Pemerintah siapkan regulasi pendukung percepat adopsi biodiesel B100

Jakarta – Pemerintah Indonesia sedang mempersiapkan regulasi pendukung guna mempercepat adopsi biodiesel B100 atau biodiesel dengan komposisi 100% Fatty Acid Methyl Ester (FAME) dari minyak sawit. Langkah ini diambil sebagai upaya mewujudkan ketahanan energi berbasis sumber daya terbarukan dan mengurangi ketergantungan pada bahan bakar fosil.

Menteri Energi dan Sumber Daya Mineral (ESDM) Bahlil Lahadalia menyatakan bahwa pemerintah telah menyusun rencana implementasi biodiesel secara bertahap, dimulai dari B35 yang telah diberlakukan, hingga B100 sebagai target akhir.
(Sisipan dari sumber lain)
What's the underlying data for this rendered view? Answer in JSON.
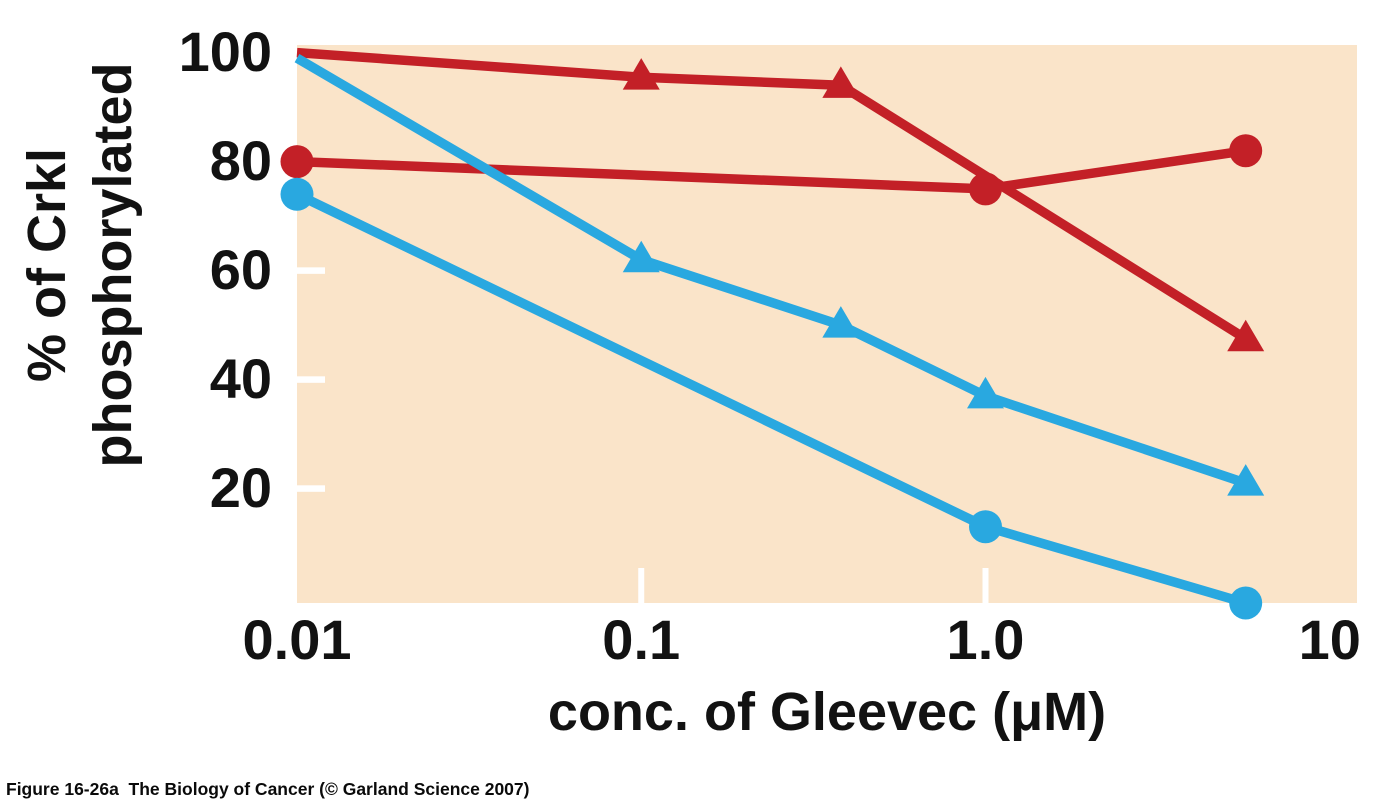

“Kami mempersiapkan semua tahapan menuju B100, namun tentu ini memerlukan proses bertahap dan penelitian mendalam untuk memastikan kesiapan teknologi serta infrastruktur,” ungkap Bahlil dalam keterangan resmi, Selasa, 5 November.

Indonesia baru menggunakan campuran biodiesel B35, yang terdiri dari 35% FAME dan 65% bahan bakar diesel. Pemerintah menargetkan untuk meningkatkan penggunaan biodiesel menjadi B40 pada awal tahun depan. “Insyaallah, implementasi B40 mulai 1 Januari 2025. Uji coba dan persiapan sudah selesai dilakukan,” tambahnya.

Direktur Jenderal Energi Baru Terbarukan dan Konservasi Energi (EBTKE) Eniya Listiani Dewi juga menyatakan kesiapan pemerintah untuk menjalankan program B40, termasuk dalam mempersiapkan infrastruktur penunjang. “Persiapan ini tidak hanya mencakup produksi, tetapi juga transportasi, logistik, dan pelabuhan. Semua harus siap pada Desember 2024,” jelas Eniya.

Selain B40, pemerintah juga berencana mengembangkan biodiesel B50. Uji coba lapangan untuk biodiesel B50 sudah dilakukan di Kalimantan Selatan. “Pengujian ini untuk memastikan mesin-mesin dapat beroperasi optimal dengan bahan bakar FAME yang lebih tinggi,” kata Eniya.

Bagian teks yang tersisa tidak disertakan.